Elon Musk was not on the ballot on Election Day. But on Thursday evening shareholders of Musk-backed Tesla Motors (TSLA) and SolarCity (SCTY) will cast a vote that can be seen as a referendum on the entrepreneur's grand vision of a green future.
Tesla's $2.6 billion offer for SolarCity has been controversial from the start, and shareholders confused about which way to vote got little help when proxy advisory firms Institutional Shareholder Services and Glass Lewis & Co. offered differing opinions on whether the deal should be approved.

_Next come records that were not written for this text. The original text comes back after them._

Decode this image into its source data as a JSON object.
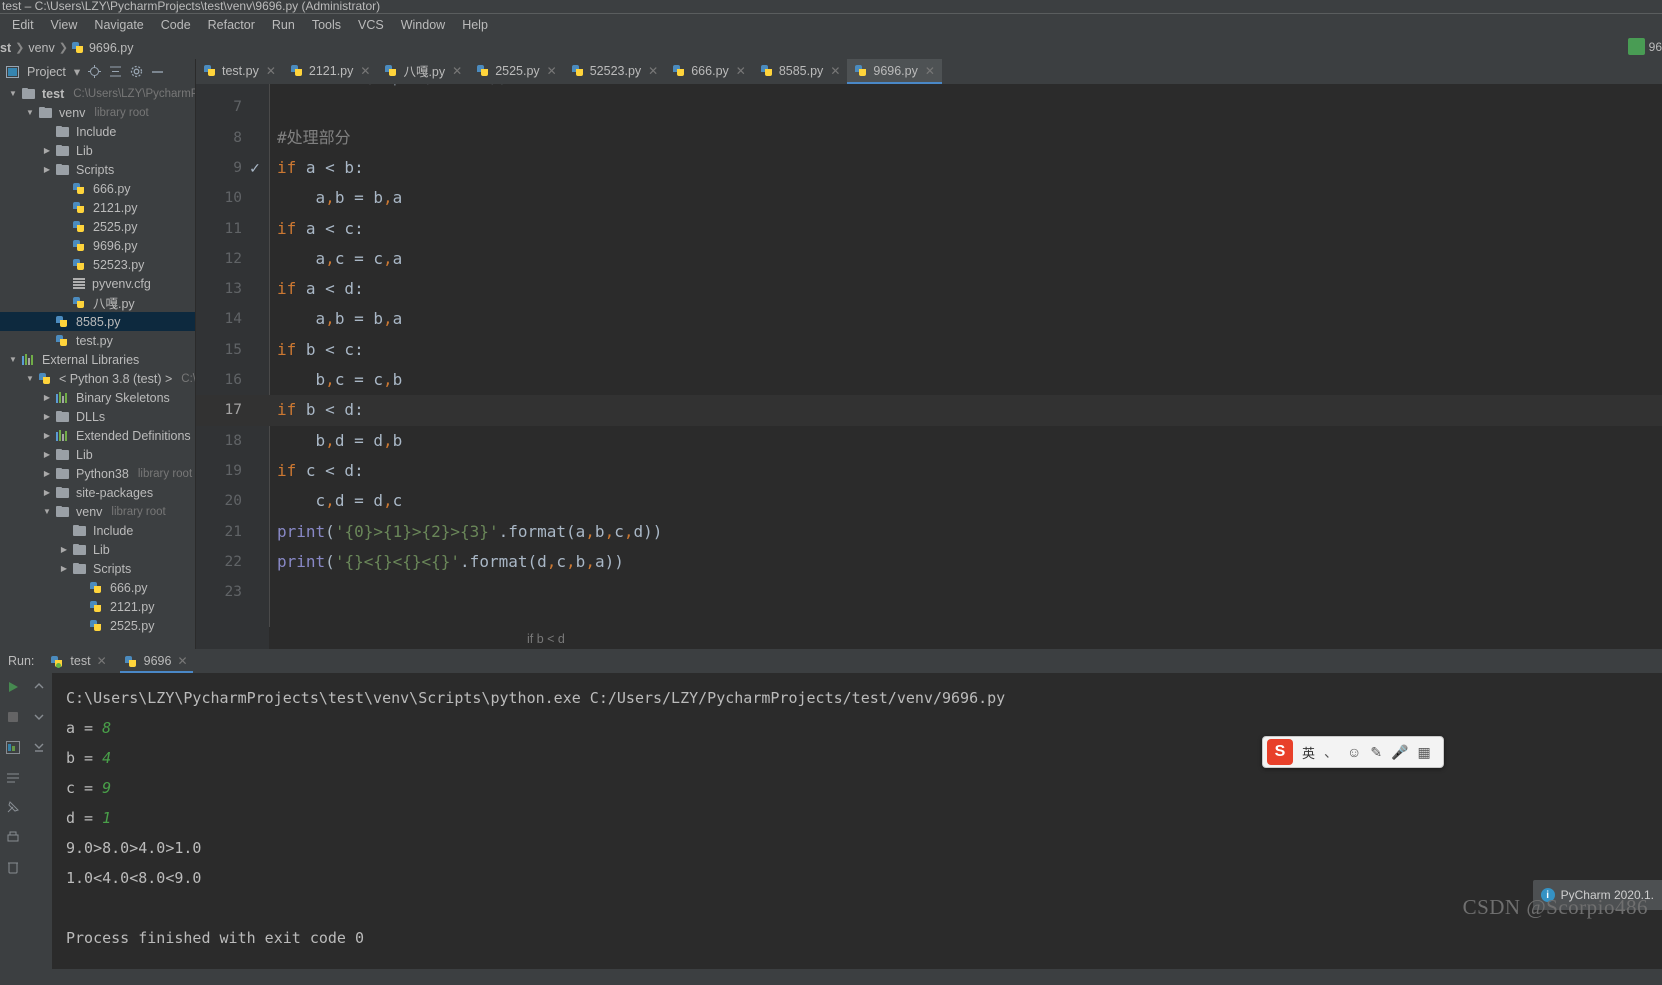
{
  "window": {
    "title": "test – C:\\Users\\LZY\\PycharmProjects\\test\\venv\\9696.py (Administrator)"
  },
  "menubar": {
    "items": [
      "Edit",
      "View",
      "Navigate",
      "Code",
      "Refactor",
      "Run",
      "Tools",
      "VCS",
      "Window",
      "Help"
    ]
  },
  "navbar": {
    "crumbs": [
      "st",
      "venv",
      "9696.py"
    ],
    "right_label": "96"
  },
  "project_toolbar": {
    "title": "Project",
    "icons": [
      "chevron-down-icon",
      "locate-icon",
      "collapse-all-icon",
      "settings-icon",
      "hide-icon"
    ]
  },
  "tabs": [
    {
      "label": "test.py",
      "active": false
    },
    {
      "label": "2121.py",
      "active": false
    },
    {
      "label": "八嘎.py",
      "active": false
    },
    {
      "label": "2525.py",
      "active": false
    },
    {
      "label": "52523.py",
      "active": false
    },
    {
      "label": "666.py",
      "active": false
    },
    {
      "label": "8585.py",
      "active": false
    },
    {
      "label": "9696.py",
      "active": true
    }
  ],
  "tree": [
    {
      "label": "test",
      "sub": "C:\\Users\\LZY\\PycharmPr",
      "indent": 0,
      "arrow": "down",
      "icon": "folder-icon",
      "bold": true,
      "selected": false
    },
    {
      "label": "venv",
      "sub": "library root",
      "indent": 1,
      "arrow": "down",
      "icon": "folder-icon",
      "bold": false,
      "selected": false
    },
    {
      "label": "Include",
      "sub": "",
      "indent": 2,
      "arrow": "none",
      "icon": "folder-icon",
      "bold": false,
      "selected": false
    },
    {
      "label": "Lib",
      "sub": "",
      "indent": 2,
      "arrow": "right",
      "icon": "folder-icon",
      "bold": false,
      "selected": false
    },
    {
      "label": "Scripts",
      "sub": "",
      "indent": 2,
      "arrow": "right",
      "icon": "folder-icon",
      "bold": false,
      "selected": false
    },
    {
      "label": "666.py",
      "sub": "",
      "indent": 3,
      "arrow": "none",
      "icon": "python-file-icon",
      "bold": false,
      "selected": false
    },
    {
      "label": "2121.py",
      "sub": "",
      "indent": 3,
      "arrow": "none",
      "icon": "python-file-icon",
      "bold": false,
      "selected": false
    },
    {
      "label": "2525.py",
      "sub": "",
      "indent": 3,
      "arrow": "none",
      "icon": "python-file-icon",
      "bold": false,
      "selected": false
    },
    {
      "label": "9696.py",
      "sub": "",
      "indent": 3,
      "arrow": "none",
      "icon": "python-file-icon",
      "bold": false,
      "selected": false
    },
    {
      "label": "52523.py",
      "sub": "",
      "indent": 3,
      "arrow": "none",
      "icon": "python-file-icon",
      "bold": false,
      "selected": false
    },
    {
      "label": "pyvenv.cfg",
      "sub": "",
      "indent": 3,
      "arrow": "none",
      "icon": "config-file-icon",
      "bold": false,
      "selected": false
    },
    {
      "label": "八嘎.py",
      "sub": "",
      "indent": 3,
      "arrow": "none",
      "icon": "python-file-icon",
      "bold": false,
      "selected": false
    },
    {
      "label": "8585.py",
      "sub": "",
      "indent": 2,
      "arrow": "none",
      "icon": "python-file-icon",
      "bold": false,
      "selected": true
    },
    {
      "label": "test.py",
      "sub": "",
      "indent": 2,
      "arrow": "none",
      "icon": "python-file-icon",
      "bold": false,
      "selected": false
    },
    {
      "label": "External Libraries",
      "sub": "",
      "indent": 0,
      "arrow": "down",
      "icon": "library-icon",
      "bold": false,
      "selected": false
    },
    {
      "label": "< Python 3.8 (test) >",
      "sub": "C:\\U",
      "indent": 1,
      "arrow": "down",
      "icon": "python-sdk-icon",
      "bold": false,
      "selected": false
    },
    {
      "label": "Binary Skeletons",
      "sub": "",
      "indent": 2,
      "arrow": "right",
      "icon": "library-icon",
      "bold": false,
      "selected": false
    },
    {
      "label": "DLLs",
      "sub": "",
      "indent": 2,
      "arrow": "right",
      "icon": "folder-icon",
      "bold": false,
      "selected": false
    },
    {
      "label": "Extended Definitions",
      "sub": "",
      "indent": 2,
      "arrow": "right",
      "icon": "library-icon",
      "bold": false,
      "selected": false
    },
    {
      "label": "Lib",
      "sub": "",
      "indent": 2,
      "arrow": "right",
      "icon": "folder-icon",
      "bold": false,
      "selected": false
    },
    {
      "label": "Python38",
      "sub": "library root",
      "indent": 2,
      "arrow": "right",
      "icon": "folder-icon",
      "bold": false,
      "selected": false
    },
    {
      "label": "site-packages",
      "sub": "",
      "indent": 2,
      "arrow": "right",
      "icon": "folder-icon",
      "bold": false,
      "selected": false
    },
    {
      "label": "venv",
      "sub": "library root",
      "indent": 2,
      "arrow": "down",
      "icon": "folder-icon",
      "bold": false,
      "selected": false
    },
    {
      "label": "Include",
      "sub": "",
      "indent": 3,
      "arrow": "none",
      "icon": "folder-icon",
      "bold": false,
      "selected": false
    },
    {
      "label": "Lib",
      "sub": "",
      "indent": 3,
      "arrow": "right",
      "icon": "folder-icon",
      "bold": false,
      "selected": false
    },
    {
      "label": "Scripts",
      "sub": "",
      "indent": 3,
      "arrow": "right",
      "icon": "folder-icon",
      "bold": false,
      "selected": false
    },
    {
      "label": "666.py",
      "sub": "",
      "indent": 4,
      "arrow": "none",
      "icon": "python-file-icon",
      "bold": false,
      "selected": false
    },
    {
      "label": "2121.py",
      "sub": "",
      "indent": 4,
      "arrow": "none",
      "icon": "python-file-icon",
      "bold": false,
      "selected": false
    },
    {
      "label": "2525.py",
      "sub": "",
      "indent": 4,
      "arrow": "none",
      "icon": "python-file-icon",
      "bold": false,
      "selected": false
    }
  ],
  "editor": {
    "first_partial_line": "d = float(input('d = '))",
    "lines": [
      {
        "no": "7",
        "segments": [],
        "check": false,
        "highlight": false
      },
      {
        "no": "8",
        "segments": [
          {
            "t": "#处理部分",
            "c": "cmt"
          }
        ],
        "check": false,
        "highlight": false
      },
      {
        "no": "9",
        "segments": [
          {
            "t": "if",
            "c": "kw"
          },
          {
            "t": " a < b:",
            "c": "punct"
          }
        ],
        "check": true,
        "highlight": false
      },
      {
        "no": "10",
        "segments": [
          {
            "t": "    a",
            "c": "punct"
          },
          {
            "t": ",",
            "c": "comma"
          },
          {
            "t": "b = b",
            "c": "punct"
          },
          {
            "t": ",",
            "c": "comma"
          },
          {
            "t": "a",
            "c": "punct"
          }
        ],
        "check": false,
        "highlight": false
      },
      {
        "no": "11",
        "segments": [
          {
            "t": "if",
            "c": "kw"
          },
          {
            "t": " a < c:",
            "c": "punct"
          }
        ],
        "check": false,
        "highlight": false
      },
      {
        "no": "12",
        "segments": [
          {
            "t": "    a",
            "c": "punct"
          },
          {
            "t": ",",
            "c": "comma"
          },
          {
            "t": "c = c",
            "c": "punct"
          },
          {
            "t": ",",
            "c": "comma"
          },
          {
            "t": "a",
            "c": "punct"
          }
        ],
        "check": false,
        "highlight": false
      },
      {
        "no": "13",
        "segments": [
          {
            "t": "if",
            "c": "kw"
          },
          {
            "t": " a < d:",
            "c": "punct"
          }
        ],
        "check": false,
        "highlight": false
      },
      {
        "no": "14",
        "segments": [
          {
            "t": "    a",
            "c": "punct"
          },
          {
            "t": ",",
            "c": "comma"
          },
          {
            "t": "b = b",
            "c": "punct"
          },
          {
            "t": ",",
            "c": "comma"
          },
          {
            "t": "a",
            "c": "punct"
          }
        ],
        "check": false,
        "highlight": false
      },
      {
        "no": "15",
        "segments": [
          {
            "t": "if",
            "c": "kw"
          },
          {
            "t": " b < c:",
            "c": "punct"
          }
        ],
        "check": false,
        "highlight": false
      },
      {
        "no": "16",
        "segments": [
          {
            "t": "    b",
            "c": "punct"
          },
          {
            "t": ",",
            "c": "comma"
          },
          {
            "t": "c = c",
            "c": "punct"
          },
          {
            "t": ",",
            "c": "comma"
          },
          {
            "t": "b",
            "c": "punct"
          }
        ],
        "check": false,
        "highlight": false
      },
      {
        "no": "17",
        "segments": [
          {
            "t": "if",
            "c": "kw"
          },
          {
            "t": " b < d:",
            "c": "punct"
          }
        ],
        "check": false,
        "highlight": true
      },
      {
        "no": "18",
        "segments": [
          {
            "t": "    b",
            "c": "punct"
          },
          {
            "t": ",",
            "c": "comma"
          },
          {
            "t": "d = d",
            "c": "punct"
          },
          {
            "t": ",",
            "c": "comma"
          },
          {
            "t": "b",
            "c": "punct"
          }
        ],
        "check": false,
        "highlight": false
      },
      {
        "no": "19",
        "segments": [
          {
            "t": "if",
            "c": "kw"
          },
          {
            "t": " c < d:",
            "c": "punct"
          }
        ],
        "check": false,
        "highlight": false
      },
      {
        "no": "20",
        "segments": [
          {
            "t": "    c",
            "c": "punct"
          },
          {
            "t": ",",
            "c": "comma"
          },
          {
            "t": "d = d",
            "c": "punct"
          },
          {
            "t": ",",
            "c": "comma"
          },
          {
            "t": "c",
            "c": "punct"
          }
        ],
        "check": false,
        "highlight": false
      },
      {
        "no": "21",
        "segments": [
          {
            "t": "print",
            "c": "fn"
          },
          {
            "t": "(",
            "c": "punct"
          },
          {
            "t": "'{0}>{1}>{2}>{3}'",
            "c": "str"
          },
          {
            "t": ".format(a",
            "c": "punct"
          },
          {
            "t": ",",
            "c": "comma"
          },
          {
            "t": "b",
            "c": "punct"
          },
          {
            "t": ",",
            "c": "comma"
          },
          {
            "t": "c",
            "c": "punct"
          },
          {
            "t": ",",
            "c": "comma"
          },
          {
            "t": "d))",
            "c": "punct"
          }
        ],
        "check": false,
        "highlight": false
      },
      {
        "no": "22",
        "segments": [
          {
            "t": "print",
            "c": "fn"
          },
          {
            "t": "(",
            "c": "punct"
          },
          {
            "t": "'{}<{}<{}<{}'",
            "c": "str"
          },
          {
            "t": ".format(d",
            "c": "punct"
          },
          {
            "t": ",",
            "c": "comma"
          },
          {
            "t": "c",
            "c": "punct"
          },
          {
            "t": ",",
            "c": "comma"
          },
          {
            "t": "b",
            "c": "punct"
          },
          {
            "t": ",",
            "c": "comma"
          },
          {
            "t": "a))",
            "c": "punct"
          }
        ],
        "check": false,
        "highlight": false
      },
      {
        "no": "23",
        "segments": [],
        "check": false,
        "highlight": false
      }
    ],
    "breadcrumb": "if b < d"
  },
  "run": {
    "label": "Run:",
    "tabs": [
      {
        "label": "test",
        "active": false
      },
      {
        "label": "9696",
        "active": true
      }
    ],
    "toolbar_icons": [
      "rerun-icon",
      "scroll-up-icon",
      "stop-icon",
      "scroll-down-icon",
      "print-pin-icon",
      "soft-wrap-icon",
      "scroll-to-end-icon",
      "print-icon",
      "clear-all-icon"
    ],
    "console": [
      {
        "text": "C:\\Users\\LZY\\PycharmProjects\\test\\venv\\Scripts\\python.exe C:/Users/LZY/PycharmProjects/test/venv/9696.py",
        "input": ""
      },
      {
        "text": "a = ",
        "input": "8"
      },
      {
        "text": "b = ",
        "input": "4"
      },
      {
        "text": "c = ",
        "input": "9"
      },
      {
        "text": "d = ",
        "input": "1"
      },
      {
        "text": "9.0>8.0>4.0>1.0",
        "input": ""
      },
      {
        "text": "1.0<4.0<8.0<9.0",
        "input": ""
      },
      {
        "text": "",
        "input": ""
      },
      {
        "text": "Process finished with exit code 0",
        "input": ""
      }
    ]
  },
  "ime": {
    "logo": "S",
    "lang": "英",
    "items": [
      "comma-icon",
      "emoji-icon",
      "pen-icon",
      "mic-icon",
      "keyboard-icon"
    ]
  },
  "notification": {
    "text": "PyCharm 2020.1."
  },
  "watermark": {
    "text": "CSDN @Scorpio486"
  },
  "colors": {
    "accent": "#4a88c7",
    "selection": "#0d293e",
    "editor_bg": "#2b2b2b",
    "panel_bg": "#3c3f41",
    "keyword": "#cc7832",
    "string": "#6a8759",
    "function": "#8888c6",
    "comment": "#808080",
    "input_green": "#49a049"
  }
}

The plan to combine an electric car manufacturer and a solar panel firm offers little in the way of near-term synergies, and given SolarCity's inability to turn a profit in recent quarters and its rising debtload there is considerable risk to Tesla's oversized ambitions should the merger close. Oppenheimer analysts have estimated the combined company could need to raise more than $12 billion by the end of 2018 to fund all of the announced plans of both Tesla and SolarCity.
Critics also complain that SolarCity used one-time maneuvers including adding years to the estimated useful life of their systems, thus reducing near-term depreciation expense, to make its recently-completed third quarter appear better than it was ahead of the vote.
Arguing against that criticism is a fundamental belief in Musk, the PayPal co-founder with a Tony Stark-like persona dabbling in everything from artificial intelligence to putting humans on Mars in addition to serving as CEO of Tesla and chairman of SolarCity. Musk sees the deal as the beginning of a vertically-integrated green energy powerhouse, a one-stop shop where an environmentally-conscious consumer will one day be able to buy panels to generate energy, battery systems to store it and gear including electric cars to use it.
Musk has called it "an accident of history" that the two companies were formed separately, arguing at the time the deal was announced that combined they would be able to pursue large corporate contracts that were "getting clunkier and clunkier" to do as joint ventures. The deal, in his mind, is a "no-brainer."
Tesla has a stronger brand than SolarCity and an extremely loyal customer base to sell to, and should be able to cut upwards of $150 million in duplicate costs. It also has a stronger balance sheet for SolarCity to borrow off of, and a network of retail locations to display roof panels in.
Shares of Tesla, priced at more than 50 times forward earnings projections and with a market cap more than double that of Fiat Chrysler Automobiles (FCAU) despite only registering a fraction of the global sales, have always traded more on Musk's long-term vision than on the current reality. And the betting is that Tesla's mostly institutional shareholder base will back the SolarCity deal based on their support of Musk's plan.
The spread on the deal - the gap between SolarCity's share price and the value of Tesla's offer - has come down considerably of late, implying that merger arbitrageurs are betting the deal goes through. Axiom Capital Management analyst Gordon L. Johnson II, a critic of SolarCity, in a note Wednesday upped his odds that the deal goes through from 50/50 to 70/30.
If one argument for approval is that investors believe in Musk, another is that they are afraid of appearing not to believe in him. Institutional Shareholder Services, the proxy firm that recommended in favor of the deal, in a report obtained by The Deal, a sister publication of TheStreet, cited among its reasons that "some investors raised the issue of the intangible risk posed by a vote of no confidence on a visionary leader."
Tesla's valuation is based in investor confidence that its vision for the future will eventually become a reality. Whatever the risk that comes with buying SolarCity, it seems unlikely that shareholders would rebuke the architect of that vision.